It is impossible to say when the first kosher restaurant appeared in the United States. Jews were among the earliest settlers and it’s likely they established restaurants at the same rate as other ethnic groups, so there may have been inns and taverns following Jewish dietary laws as early as the 17th century. (Of course not all Jewish-run restaurants kept kosher.) By the 1860s, nearly a million Jews lived in Brooklyn and New York City. At least 50 restaurants catered to them particularly, though patronage included non-Jews as well. Among the restaurants chartered to operate at the Centennial in Philadelphia in 1876 was The Hebrew Restaurant run by a Charles Collman of Philadelphia.
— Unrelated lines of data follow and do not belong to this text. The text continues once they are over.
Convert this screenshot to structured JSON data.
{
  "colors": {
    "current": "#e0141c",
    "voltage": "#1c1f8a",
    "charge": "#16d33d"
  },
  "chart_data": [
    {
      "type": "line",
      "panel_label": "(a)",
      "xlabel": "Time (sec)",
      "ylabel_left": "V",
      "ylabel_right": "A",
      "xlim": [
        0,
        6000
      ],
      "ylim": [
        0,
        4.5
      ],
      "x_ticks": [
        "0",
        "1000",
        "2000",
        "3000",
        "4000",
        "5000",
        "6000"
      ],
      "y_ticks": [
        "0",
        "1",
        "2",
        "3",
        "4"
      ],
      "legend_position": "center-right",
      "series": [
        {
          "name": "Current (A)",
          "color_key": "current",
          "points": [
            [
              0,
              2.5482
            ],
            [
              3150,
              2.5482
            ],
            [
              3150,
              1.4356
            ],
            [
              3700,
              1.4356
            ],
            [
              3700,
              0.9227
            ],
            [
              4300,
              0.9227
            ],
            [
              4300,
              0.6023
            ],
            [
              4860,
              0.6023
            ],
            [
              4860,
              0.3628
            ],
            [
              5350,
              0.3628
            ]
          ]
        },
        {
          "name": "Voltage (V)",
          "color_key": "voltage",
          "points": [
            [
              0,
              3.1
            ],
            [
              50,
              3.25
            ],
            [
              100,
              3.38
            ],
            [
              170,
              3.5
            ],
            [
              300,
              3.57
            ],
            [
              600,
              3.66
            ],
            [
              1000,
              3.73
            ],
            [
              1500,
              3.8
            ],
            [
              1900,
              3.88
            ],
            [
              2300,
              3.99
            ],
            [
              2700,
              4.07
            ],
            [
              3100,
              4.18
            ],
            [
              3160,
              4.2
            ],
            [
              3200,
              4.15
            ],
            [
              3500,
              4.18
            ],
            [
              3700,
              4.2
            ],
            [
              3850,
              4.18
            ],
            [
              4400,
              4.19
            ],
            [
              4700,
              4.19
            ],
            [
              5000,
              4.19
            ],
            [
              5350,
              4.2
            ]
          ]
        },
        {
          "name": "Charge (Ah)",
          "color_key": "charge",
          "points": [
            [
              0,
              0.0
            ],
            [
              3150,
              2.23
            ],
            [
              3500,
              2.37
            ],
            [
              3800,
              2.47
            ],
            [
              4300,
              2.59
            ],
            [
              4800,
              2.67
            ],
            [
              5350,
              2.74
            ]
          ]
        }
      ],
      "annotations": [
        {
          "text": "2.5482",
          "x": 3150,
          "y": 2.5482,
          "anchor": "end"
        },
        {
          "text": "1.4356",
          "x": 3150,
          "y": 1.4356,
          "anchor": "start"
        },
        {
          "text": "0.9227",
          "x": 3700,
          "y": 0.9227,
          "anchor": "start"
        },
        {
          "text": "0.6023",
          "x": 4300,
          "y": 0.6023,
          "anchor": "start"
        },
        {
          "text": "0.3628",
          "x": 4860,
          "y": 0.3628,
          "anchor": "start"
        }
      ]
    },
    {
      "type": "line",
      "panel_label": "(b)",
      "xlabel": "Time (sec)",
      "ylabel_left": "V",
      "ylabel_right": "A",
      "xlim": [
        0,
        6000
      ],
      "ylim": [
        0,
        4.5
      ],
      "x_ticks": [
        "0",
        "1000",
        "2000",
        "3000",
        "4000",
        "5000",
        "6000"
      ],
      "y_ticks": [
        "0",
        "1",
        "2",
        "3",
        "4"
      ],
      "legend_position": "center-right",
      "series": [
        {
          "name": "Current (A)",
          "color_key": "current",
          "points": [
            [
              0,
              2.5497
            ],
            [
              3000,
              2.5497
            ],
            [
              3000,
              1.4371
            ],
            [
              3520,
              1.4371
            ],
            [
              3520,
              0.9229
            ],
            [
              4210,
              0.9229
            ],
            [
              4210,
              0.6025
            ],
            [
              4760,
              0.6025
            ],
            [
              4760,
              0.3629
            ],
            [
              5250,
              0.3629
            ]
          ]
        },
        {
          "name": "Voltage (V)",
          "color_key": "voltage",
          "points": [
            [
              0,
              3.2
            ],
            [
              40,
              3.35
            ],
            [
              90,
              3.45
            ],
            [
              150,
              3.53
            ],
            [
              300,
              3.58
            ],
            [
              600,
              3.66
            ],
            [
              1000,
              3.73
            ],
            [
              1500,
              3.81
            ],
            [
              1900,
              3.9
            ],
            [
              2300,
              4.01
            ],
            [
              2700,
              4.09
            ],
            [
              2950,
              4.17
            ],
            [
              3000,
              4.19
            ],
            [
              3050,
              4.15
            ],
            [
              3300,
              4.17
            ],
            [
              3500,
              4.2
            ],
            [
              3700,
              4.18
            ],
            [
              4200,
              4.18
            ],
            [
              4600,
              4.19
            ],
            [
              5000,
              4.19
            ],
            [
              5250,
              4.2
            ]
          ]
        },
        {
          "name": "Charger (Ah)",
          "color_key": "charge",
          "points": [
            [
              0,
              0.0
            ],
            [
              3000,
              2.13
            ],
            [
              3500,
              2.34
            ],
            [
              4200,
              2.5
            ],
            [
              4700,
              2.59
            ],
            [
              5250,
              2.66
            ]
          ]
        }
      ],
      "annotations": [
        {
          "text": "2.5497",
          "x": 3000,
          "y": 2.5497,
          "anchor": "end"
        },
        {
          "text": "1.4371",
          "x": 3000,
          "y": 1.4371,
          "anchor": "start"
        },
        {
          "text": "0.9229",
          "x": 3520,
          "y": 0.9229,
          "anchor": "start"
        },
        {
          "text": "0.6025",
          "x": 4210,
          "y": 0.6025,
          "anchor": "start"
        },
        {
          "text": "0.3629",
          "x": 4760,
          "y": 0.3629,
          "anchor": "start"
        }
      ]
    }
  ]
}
Although New York’s lower East Side Jewish population included Austrians, Russians, Poles and Lithuanians in the 1880s, Rumanians kept many of the restaurants there. By 1901, the American Jewish Year Book estimated that there were at least “one hundred and fifty restaurants, two hundred wine-cellars, with lunch rooms attached, and about thirty coffee-houses kept by Rumanian Jews.” Late into the night their patrons would engage in passionate discussions of politics and the arts and the names Marx, Tolstoy, and Ibsen were sure to be heard.
New York was the largest center of Jewish life, but not the only one. All cities had their Jewish enclaves and cafés. In 1901 in Pittsburgh, the Hotel Sablodowsky ran a kosher delicatessen where they served “Everything Fresh, Imported and Clean. Smoked Tongue, Cured Beef, Summer Sausage, Servelot, Imported Cheeses of all kinds. Holland Herrings, Pickles, Olives, Etc.” In McKeesport, Pennsylvania, Max Schwartz’s Café Liberty provided “Strictly Kosher Meals.” Restaurants in Chicago’s Jewish neighborhoods around 1908 reportedly served a dish known as “Jewish chop suey” containing various vegetables, spices, and sour cream.
Notable and well-known historic Jewish restaurants are too numerous to list, but a few striking examples include the NY kosher restaurant on West 35th kept by Hyman Trotzky, brother of Leon*; Reuben’s, grown into a celebrity haunt from, in Arnold Reuben’s own words, a “shtoonky delicatessen store;” Chicago’s Gold’s; and Al Levy’s in Los Angeles.
* Was Hyman really Leon’s brother? My source said yes, but a reader’s research casts this in doubt.